A hacker is selling a dataset containing privacy-sensitive data of more than a hundred million people on a forum on the dark web. He claims the information came from T-Mobile's servers. The provider is investigating the hacker's statement. So writes US tech site Motherboard, which has been in contact with the seller.
The stolen dataset contains a variety of personal information, including names, addresses, IMEI numbers, driver's license information, and social security numbers (citizen service numbers). The attacker sent a sample of the dataset to Motherboard's editors. Which confirmed that the data is real and contains accurate information from T-Mobile customers.
In a chat conversation with the tech site, the hacker tells us that the data came from several of T-Mobile's poorly secured servers. Currently, the perpetrator no longer has access to the company's servers. He suspects that T-Mobile discovered the backdoor he had set up and closed it. But not before he had captured customer data of more than a hundred million customers. Moreover, he made multiple backups of this data.
On a hacker forum on the dark web, the attacker is demanding a sum of six bitcoin for a subset of thirty million social security numbers and driver's licenses. At the current exchange rate, that works out to over 240,000 euros.
Commenting to Motherboard, T-Mobile said it is aware of the claim of a major data breach. "We are aware of claims on an underground forum and are currently investigating their validity. We have no additional information to share at this time," a company spokesperson said. The provider declined to respond to follow-up questions from the tech site.
As far as is known, no personal data of Dutch T-Mobile customers were captured and the above story only relates to U.S. customers. The provider came into disrepute earlier this year because of a partnership with the Central Bureau of Statistics (CBS).
In fact, between January 2018 and April 2020, T-Mobile shared non-anonymized location and call data of customers with researchers from CBS. At the provider's headquarters, five employees of the statistics agency worked during this period to develop an algorithm that could use location data to measure the mobility and residence behavior of Dutch citizens.
CBS employees had "full access" to customers' non-anonymized location data. With this data, it is possible to find out where users were when they made a phone call. Also, the researchers could see when and with whom someone was in contact.

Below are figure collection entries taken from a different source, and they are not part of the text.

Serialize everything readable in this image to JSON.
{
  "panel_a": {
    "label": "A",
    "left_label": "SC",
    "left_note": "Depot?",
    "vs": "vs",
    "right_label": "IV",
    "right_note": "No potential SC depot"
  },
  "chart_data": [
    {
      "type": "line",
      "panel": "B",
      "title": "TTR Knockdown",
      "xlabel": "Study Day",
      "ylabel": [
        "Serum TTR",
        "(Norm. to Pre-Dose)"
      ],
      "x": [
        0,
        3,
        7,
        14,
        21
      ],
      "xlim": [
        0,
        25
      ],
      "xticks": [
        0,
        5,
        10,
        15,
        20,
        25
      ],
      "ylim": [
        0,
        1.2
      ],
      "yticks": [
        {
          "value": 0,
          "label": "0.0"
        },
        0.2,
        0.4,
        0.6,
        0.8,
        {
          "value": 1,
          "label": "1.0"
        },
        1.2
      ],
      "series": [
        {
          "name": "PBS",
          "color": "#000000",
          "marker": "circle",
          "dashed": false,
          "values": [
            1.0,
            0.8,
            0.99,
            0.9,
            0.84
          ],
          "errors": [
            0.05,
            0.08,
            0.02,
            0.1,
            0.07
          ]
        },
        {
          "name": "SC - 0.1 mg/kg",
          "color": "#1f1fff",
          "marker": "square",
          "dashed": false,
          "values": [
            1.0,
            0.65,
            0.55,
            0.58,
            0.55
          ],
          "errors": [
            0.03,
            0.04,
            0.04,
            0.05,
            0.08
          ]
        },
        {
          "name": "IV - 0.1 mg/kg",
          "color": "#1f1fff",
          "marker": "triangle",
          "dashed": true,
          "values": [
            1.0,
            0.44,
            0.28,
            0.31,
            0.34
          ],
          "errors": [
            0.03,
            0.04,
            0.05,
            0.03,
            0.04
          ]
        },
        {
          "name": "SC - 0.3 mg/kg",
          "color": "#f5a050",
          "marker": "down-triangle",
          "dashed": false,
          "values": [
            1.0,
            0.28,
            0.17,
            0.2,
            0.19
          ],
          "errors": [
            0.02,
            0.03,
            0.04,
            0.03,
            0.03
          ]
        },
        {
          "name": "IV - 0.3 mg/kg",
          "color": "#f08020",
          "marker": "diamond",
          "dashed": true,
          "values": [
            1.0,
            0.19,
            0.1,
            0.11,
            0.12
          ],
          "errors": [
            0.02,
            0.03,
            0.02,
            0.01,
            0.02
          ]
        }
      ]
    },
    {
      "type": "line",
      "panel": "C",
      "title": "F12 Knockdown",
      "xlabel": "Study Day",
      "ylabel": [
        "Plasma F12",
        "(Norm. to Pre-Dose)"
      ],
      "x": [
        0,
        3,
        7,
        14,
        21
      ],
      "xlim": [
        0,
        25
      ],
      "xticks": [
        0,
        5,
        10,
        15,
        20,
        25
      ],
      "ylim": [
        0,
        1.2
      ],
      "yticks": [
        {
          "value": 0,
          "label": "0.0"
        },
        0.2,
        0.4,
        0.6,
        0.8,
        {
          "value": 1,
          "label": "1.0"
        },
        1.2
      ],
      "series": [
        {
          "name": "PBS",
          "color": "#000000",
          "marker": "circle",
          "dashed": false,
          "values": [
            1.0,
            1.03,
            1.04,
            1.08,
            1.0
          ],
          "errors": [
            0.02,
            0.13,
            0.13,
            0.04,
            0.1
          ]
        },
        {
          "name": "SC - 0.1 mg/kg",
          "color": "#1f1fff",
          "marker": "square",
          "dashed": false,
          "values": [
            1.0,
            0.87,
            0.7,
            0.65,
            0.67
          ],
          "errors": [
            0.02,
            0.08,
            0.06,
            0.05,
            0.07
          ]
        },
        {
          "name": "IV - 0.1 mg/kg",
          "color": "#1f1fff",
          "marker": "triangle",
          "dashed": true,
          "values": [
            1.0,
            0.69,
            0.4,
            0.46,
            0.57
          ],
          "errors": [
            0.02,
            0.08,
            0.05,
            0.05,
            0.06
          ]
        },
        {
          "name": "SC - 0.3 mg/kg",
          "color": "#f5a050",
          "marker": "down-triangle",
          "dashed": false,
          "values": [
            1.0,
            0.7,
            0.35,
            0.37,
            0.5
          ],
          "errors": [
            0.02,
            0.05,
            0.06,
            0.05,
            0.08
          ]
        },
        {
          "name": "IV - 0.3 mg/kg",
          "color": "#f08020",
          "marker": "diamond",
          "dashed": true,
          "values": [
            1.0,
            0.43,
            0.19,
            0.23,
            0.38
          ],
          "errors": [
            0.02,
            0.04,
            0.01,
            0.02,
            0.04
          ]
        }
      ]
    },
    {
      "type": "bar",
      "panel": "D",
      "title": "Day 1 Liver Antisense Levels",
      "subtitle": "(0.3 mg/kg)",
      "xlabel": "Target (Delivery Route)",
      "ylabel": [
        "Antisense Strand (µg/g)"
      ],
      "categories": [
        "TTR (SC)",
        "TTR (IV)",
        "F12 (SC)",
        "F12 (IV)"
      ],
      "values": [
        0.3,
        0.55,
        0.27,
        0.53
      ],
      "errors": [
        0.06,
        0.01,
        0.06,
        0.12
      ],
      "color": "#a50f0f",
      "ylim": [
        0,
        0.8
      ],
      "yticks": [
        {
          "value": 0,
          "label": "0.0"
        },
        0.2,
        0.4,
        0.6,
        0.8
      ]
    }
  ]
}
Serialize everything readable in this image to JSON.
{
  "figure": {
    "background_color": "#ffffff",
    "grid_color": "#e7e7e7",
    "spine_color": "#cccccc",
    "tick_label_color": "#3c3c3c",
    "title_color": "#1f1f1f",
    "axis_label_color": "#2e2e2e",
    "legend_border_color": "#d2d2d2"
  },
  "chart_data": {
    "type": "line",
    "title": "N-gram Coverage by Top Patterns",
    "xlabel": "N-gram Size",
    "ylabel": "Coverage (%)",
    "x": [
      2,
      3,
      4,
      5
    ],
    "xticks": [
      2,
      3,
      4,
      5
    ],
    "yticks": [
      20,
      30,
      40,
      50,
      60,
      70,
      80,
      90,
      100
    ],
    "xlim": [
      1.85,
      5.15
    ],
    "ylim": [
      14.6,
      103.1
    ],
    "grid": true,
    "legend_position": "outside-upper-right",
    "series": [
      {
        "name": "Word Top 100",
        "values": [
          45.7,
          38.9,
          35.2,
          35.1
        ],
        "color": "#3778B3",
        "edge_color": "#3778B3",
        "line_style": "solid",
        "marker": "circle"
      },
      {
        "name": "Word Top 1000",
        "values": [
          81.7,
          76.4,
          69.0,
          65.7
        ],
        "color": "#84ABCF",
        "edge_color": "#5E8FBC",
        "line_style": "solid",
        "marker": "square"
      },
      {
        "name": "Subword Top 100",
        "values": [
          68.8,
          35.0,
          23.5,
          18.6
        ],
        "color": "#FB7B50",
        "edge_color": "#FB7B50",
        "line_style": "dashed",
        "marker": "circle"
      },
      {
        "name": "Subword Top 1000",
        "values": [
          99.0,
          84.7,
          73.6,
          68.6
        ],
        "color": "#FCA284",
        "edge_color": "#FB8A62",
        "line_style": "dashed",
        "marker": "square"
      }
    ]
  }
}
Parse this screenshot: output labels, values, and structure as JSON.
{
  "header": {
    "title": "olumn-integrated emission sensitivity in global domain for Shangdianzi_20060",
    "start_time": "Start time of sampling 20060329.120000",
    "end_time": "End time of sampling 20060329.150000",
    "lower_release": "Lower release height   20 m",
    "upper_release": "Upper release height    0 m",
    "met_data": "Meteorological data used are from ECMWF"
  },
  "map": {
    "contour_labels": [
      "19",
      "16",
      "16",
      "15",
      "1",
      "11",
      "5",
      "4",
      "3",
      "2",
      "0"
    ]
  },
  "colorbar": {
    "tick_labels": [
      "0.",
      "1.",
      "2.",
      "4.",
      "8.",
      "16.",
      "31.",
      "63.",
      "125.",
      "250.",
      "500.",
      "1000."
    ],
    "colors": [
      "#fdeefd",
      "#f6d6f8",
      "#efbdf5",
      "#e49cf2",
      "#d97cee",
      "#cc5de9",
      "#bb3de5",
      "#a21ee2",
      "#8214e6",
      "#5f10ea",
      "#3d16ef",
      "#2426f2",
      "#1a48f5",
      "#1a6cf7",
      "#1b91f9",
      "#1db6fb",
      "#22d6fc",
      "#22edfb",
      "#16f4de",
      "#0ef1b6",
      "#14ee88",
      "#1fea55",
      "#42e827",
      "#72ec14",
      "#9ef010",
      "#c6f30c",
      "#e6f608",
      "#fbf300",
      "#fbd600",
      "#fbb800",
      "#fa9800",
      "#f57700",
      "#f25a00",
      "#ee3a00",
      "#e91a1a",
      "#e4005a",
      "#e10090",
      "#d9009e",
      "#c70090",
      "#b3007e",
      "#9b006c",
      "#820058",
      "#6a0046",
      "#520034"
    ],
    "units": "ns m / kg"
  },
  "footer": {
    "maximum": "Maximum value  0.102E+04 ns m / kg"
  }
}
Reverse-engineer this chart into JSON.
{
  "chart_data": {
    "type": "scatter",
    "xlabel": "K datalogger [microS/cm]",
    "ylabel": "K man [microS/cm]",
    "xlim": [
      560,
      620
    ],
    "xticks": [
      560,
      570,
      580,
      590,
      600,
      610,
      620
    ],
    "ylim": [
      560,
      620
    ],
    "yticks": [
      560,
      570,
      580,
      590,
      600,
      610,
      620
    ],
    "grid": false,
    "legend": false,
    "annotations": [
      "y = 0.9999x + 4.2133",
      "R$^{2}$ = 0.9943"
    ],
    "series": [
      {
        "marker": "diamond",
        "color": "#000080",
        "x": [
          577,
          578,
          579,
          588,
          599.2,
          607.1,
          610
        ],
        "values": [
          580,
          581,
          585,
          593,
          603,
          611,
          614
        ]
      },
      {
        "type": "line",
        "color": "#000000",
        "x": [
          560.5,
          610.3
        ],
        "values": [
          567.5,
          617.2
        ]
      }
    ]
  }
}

T-Mobile customers were not informed of the cooperation with CBS. The Telecom Agency and the Autoriteit Persoonsgegevens were also unaware of the partnership between the telecom company and the statistics agency. In a response, both regulators let it be known that this never came up during regular consultations. They therefore want the bottom line to be revealed. Several groups in the Lower House submitted written questions to outgoing Minister for Legal Protection Sander Dekker, Minister of Economic Affairs and Climate Bas van 't Wout and State Secretary to the same ministry Mona Keijzer.